Von allen Lebewesen sind die Vögel den Göttern am nächsten. So werden sie auch in den meisten Kulturen als Boten der Götter angesehen, als Gesandte des Himmels. Vögel werden in verschiedensten Kulturen gerne als Omina gedeutet, wie das vorige Kapitel gezeigt hat. Manche Völker haben ihre Omenlehren zu komplexen Deutungssystemen ausgebaut, welche es erlauben, den Willen der Götter nahezu jederzeit anhand des Vogelfluges abzulesen. So teilten die Römer den Himmel in vier Regionen („Templa“) und ordneten diesen verschiedene Bedeutungen zu. Relevant waren nicht nur die Bewegungsrichtungen der Vögel durch diese Regionen, sondern auch Anzahl, Formation oder Flughöhe der Tiere. Die genauen Deutungsregeln gehörten zum Geheimwissen der Auguren.

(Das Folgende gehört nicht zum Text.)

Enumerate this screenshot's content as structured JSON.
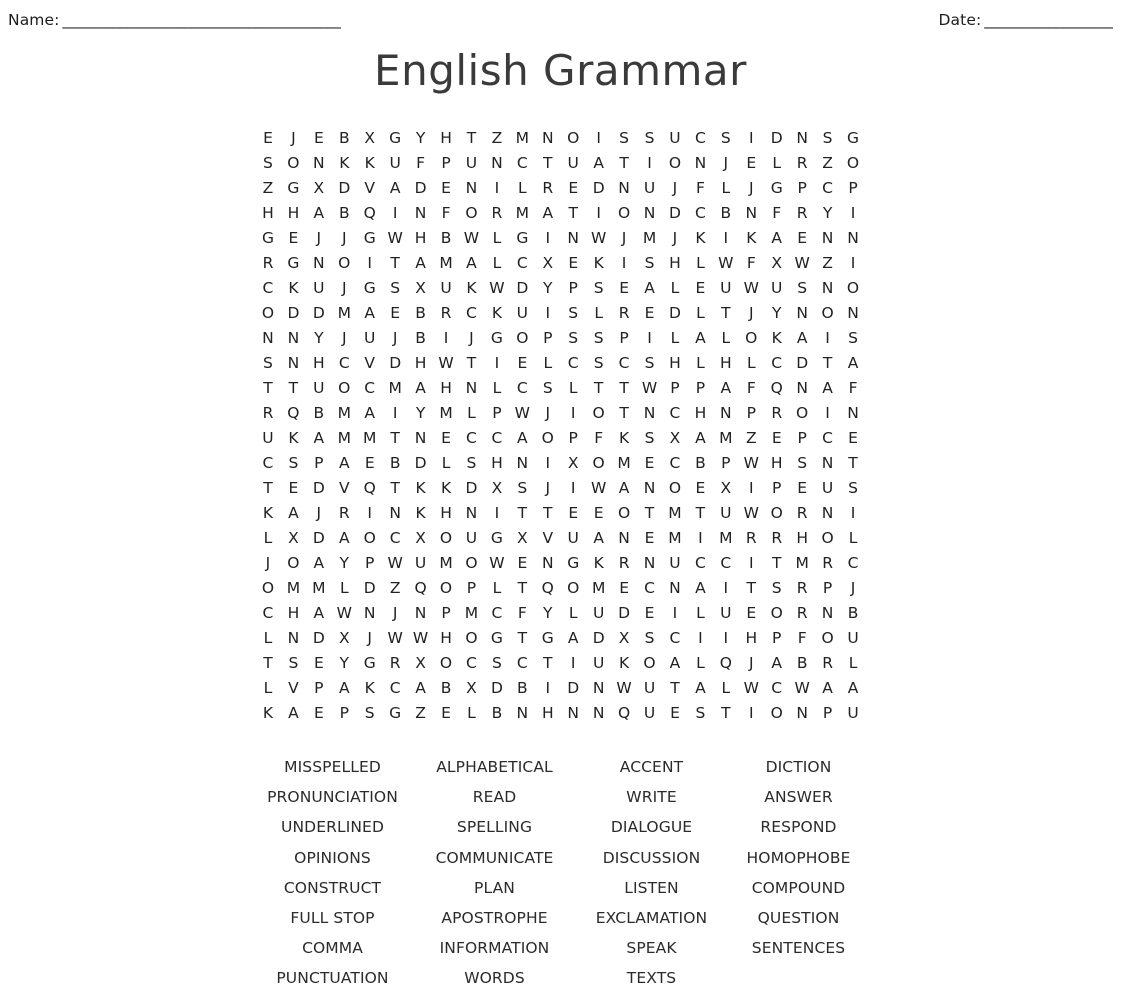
{
  "header": {
    "name_label": "Name:",
    "name_rule": "_______________________________________",
    "date_label": "Date:",
    "date_rule": "__________________"
  },
  "title": "English Grammar",
  "grid": {
    "rows": 24,
    "cols": 24,
    "letters": [
      "E J E B X G Y H T Z M N O I S S U C S I D N S G",
      "S O N K K U F P U N C T U A T I O N J E L R Z O",
      "Z G X D V A D E N I L R E D N U J F L J G P C P",
      "H H A B Q I N F O R M A T I O N D C B N F R Y I",
      "G E J J G W H B W L G I N W J M J K I K A E N N",
      "R G N O I T A M A L C X E K I S H L W F X W Z I",
      "C K U J G S X U K W D Y P S E A L E U W U S N O",
      "O D D M A E B R C K U I S L R E D L T J Y N O N",
      "N N Y J U J B I J G O P S S P I L A L O K A I S",
      "S N H C V D H W T I E L C S C S H L H L C D T A",
      "T T U O C M A H N L C S L T T W P P A F Q N A F",
      "R Q B M A I Y M L P W J I O T N C H N P R O I N",
      "U K A M M T N E C C A O P F K S X A M Z E P C E",
      "C S P A E B D L S H N I X O M E C B P W H S N T",
      "T E D V Q T K K D X S J I W A N O E X I P E U S",
      "K A J R I N K H N I T T E E O T M T U W O R N I",
      "L X D A O C X O U G X V U A N E M I M R R H O L",
      "J O A Y P W U M O W E N G K R N U C C I T M R C",
      "O M M L D Z Q O P L T Q O M E C N A I T S R P J",
      "C H A W N J N P M C F Y L U D E I L U E O R N B",
      "L N D X J W W H O G T G A D X S C I I H P F O U",
      "T S E Y G R X O C S C T I U K O A L Q J A B R L",
      "L V P A K C A B X D B I D N W U T A L W C W A A",
      "K A E P S G Z E L B N H N N Q U E S T I O N P U"
    ]
  },
  "word_list": {
    "columns": 4,
    "words": [
      "MISSPELLED",
      "ALPHABETICAL",
      "ACCENT",
      "DICTION",
      "PRONUNCIATION",
      "READ",
      "WRITE",
      "ANSWER",
      "UNDERLINED",
      "SPELLING",
      "DIALOGUE",
      "RESPOND",
      "OPINIONS",
      "COMMUNICATE",
      "DISCUSSION",
      "HOMOPHOBE",
      "CONSTRUCT",
      "PLAN",
      "LISTEN",
      "COMPOUND",
      "FULL STOP",
      "APOSTROPHE",
      "EXCLAMATION",
      "QUESTION",
      "COMMA",
      "INFORMATION",
      "SPEAK",
      "SENTENCES",
      "PUNCTUATION",
      "WORDS",
      "TEXTS",
      ""
    ]
  },
  "colors": {
    "text": "#2b2b2b",
    "title": "#3a3a3a",
    "background": "#ffffff"
  }
}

Im alten Rom kam den Auspizien sogar eine staatstragende Rolle zu. Mehr noch als die Sibyllinischen Bücher[i] prägte die Vogelschau die Entscheidungen der Regierung. Es wurde keine Handlung unternommen ohne vorherige Konsultation der staatlichen Auguren. Ob Feldzüge, Konsulwahlen oder Gesetzeserlässe, kein Beschluss war rechtskräftig ohne Bestätigung durch die Auspizien. Selbst die Beamtenschaft war verpflichtet, vor sämtlichen öffentlichen Angelegenheiten eine einfache Form der Auspizien durchzuführen. Zwar war es theoretisch möglich, den Zeichen der Vögel zuwiderzuhandeln, doch konnten derartige Entscheidungen jederzeit rechtlich angefochten werden.

Auguren_Rom

Römischer Augur mit Stab im Templum-Schema

Auch viele Privatleute unternahmen nichts, ohne zuvor die Zeichen der Vögel einzuholen. So waren die Auguren gefragte und sehr einflussreiche Männer. Denn nur sie kannten die genauen Regeln, nach denen der Vogelflug gedeutet wurde. Für schwierige Fälle gab es sogar ein Archiv mit den Resultaten der bisherigen Auspizien. Dieses wurde als Entscheidungshilfe herangezogen, wenn das Urteil besonders schwer zu fällen war.[ii]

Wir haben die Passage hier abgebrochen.